The Golden Square Mile
MRS. SYBIL BOLTON was an editor of The Montrealer in it’s early days. She looks back at the era of THE GOLDEN SQUARE MILE
“Seventy percent of the wealth of Canada,” said Alvah Beatty, “is owned by 25,000 people who live within an area of one square mile in Montreal. If you can reach them, you needn’t bother about the rest.”
The Montrealer, which aimed to do just this, happily ignored the existence of 700,000 French Canadians living east of St. Lawrence Boulevard, 100,000 Jewish people living between Bleury and St. Lawrence, the wealthy French-speaking suburb of Outremont and the English speaking suburbs of Notre Dame de Grace and Verdun, not to mention little ethnic pockets such as the Chinese on Lagauchetière and the 500 Negroes on St. Antoine Street most of whom were employed by the two great railways.
At the apex of the sacred Square Mile there was Ravenscrag. It is now the Neurological Institute but it was then the home of Sir Montagu Allan and it was here that his daughter, Martha, bent on founding a repertory theatre in Montreal, entertained Sir Barry Jackson, founder of the Birmingham Repertory Theatre.
It was a scene of baronial splendour—Martha behind an enormous silver tea service, and a liveried footman bringing in pâté de foie gras sandwiches on more silver. A repertory theatre seemed a more urgent need then than it does now. There was no television, no CBC even.
…The CNR was Sir Henry Thornton, who looked liked a Viking. The CPR was Sir Edward Beatty— until his heart broke in the depression. The Bank of Montreal was Sir Vincent Meredith and Sir Frederick Williams Taylor whose faces appeared on all the dollar bills issued by the B. of M.

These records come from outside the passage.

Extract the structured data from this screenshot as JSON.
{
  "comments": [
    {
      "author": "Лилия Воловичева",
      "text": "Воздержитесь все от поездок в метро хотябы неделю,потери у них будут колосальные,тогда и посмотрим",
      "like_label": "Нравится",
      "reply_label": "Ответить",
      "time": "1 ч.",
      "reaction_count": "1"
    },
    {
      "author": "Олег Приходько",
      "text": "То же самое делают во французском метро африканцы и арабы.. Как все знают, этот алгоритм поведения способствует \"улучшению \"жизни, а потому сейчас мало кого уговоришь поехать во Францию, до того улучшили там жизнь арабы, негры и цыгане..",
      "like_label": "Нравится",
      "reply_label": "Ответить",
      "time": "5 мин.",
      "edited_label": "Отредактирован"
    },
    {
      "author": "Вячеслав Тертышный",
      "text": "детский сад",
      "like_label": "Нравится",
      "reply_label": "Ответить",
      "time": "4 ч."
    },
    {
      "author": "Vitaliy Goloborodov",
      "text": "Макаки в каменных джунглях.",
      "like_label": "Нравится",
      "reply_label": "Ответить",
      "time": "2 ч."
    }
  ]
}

Sir Charles Gordon was the Royal Bank of Canada; and Sir Herbert Holt was Montreal Light, Heat and Power; McGill University was Sir Arthur Currie, his chest ablaze with medals from the first World War. The Sun Life was T.B. Macaulay, who had his own private band of Scottish pipers, and The Montreal Star (if you except Lord Beaverbrook and Lord Thomson) was Canada’s first and only press baron, rosy-cheeked little Lord Atholstan who counted his millions as carefully as he once counted the cents. He was my employer and I was happy to supplement my meagre earnings with free-lance writing for The Montrealer, which led in turn to my becoming its editor. Had I known it at the time, I was jumping out of the frying pan into the fire when I sat myself down in the editorial chair of the magazine with roseate dreams of making it into another New Yorker.